On the Road, his most famous book, is based on car trips he took across America with his friend Neal Cassady, who was also raised a Catholic.

Kerouac described the book as “really the story of two Catholic buddies roaming the country in search of God” and seeking “the inherent goodness in American man”. One critic has asserted that the book takes religion out of the church and returns it to the mass of the people.

Although the literary establishment did not like him, he developed a following and was sought out by radio and television. He became spokesman for a generation. He was particularly anxious to defend the Beat Generation against charges of being angry, violent young people out of sorts with their times. They were rather, he said, “basically a religious generation” wanting “to be in a state of beatitude like St Francis, trying to love all life”.

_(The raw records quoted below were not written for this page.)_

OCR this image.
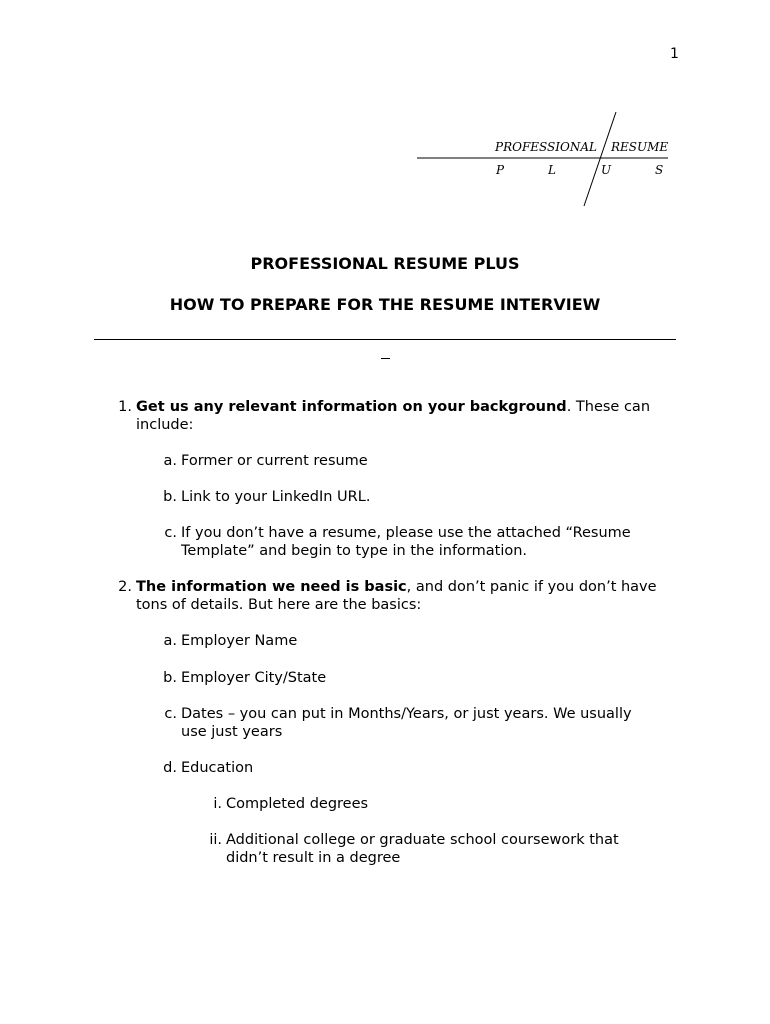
1
PROFESSIONAL RESUME
P	L	U	S
PROFESSIONAL RESUME PLUS
HOW TO PREPARE FOR THE RESUME INTERVIEW
1. Get us any relevant information on your background. These can
include:
a. Former or current resume
b. Link to your LinkedIn URL.
c. If you don’t have a resume, please use the attached “Resume
Template” and begin to type in the information.
2. The information we need is basic, and don’t panic if you don’t have
tons of details. But here are the basics:
a. Employer Name
b. Employer City/State
c. Dates – you can put in Months/Years, or just years. We usually
use just years
d. Education
i. Completed degrees
ii. Additional college or graduate school coursework that
didn’t result in a degree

He could not cope with fame and became increasingly dependent on alcohol. He took an interest in Buddhism for a time but eventually became disillusioned with it.

Asked why he had never written a book about Jesus, he responded angrily: “All I ever write about is Jesus.” A biogra- pher has claimed that “Catholicism kept him from going to pieces faster than he did”.

Nevertheless, he went to pieces far too fast, dying from complications caused by cirrhosis of the liver at only 47.

His diaries in his latter years are filled with prayers but the power of prayer could not save him from his addiction.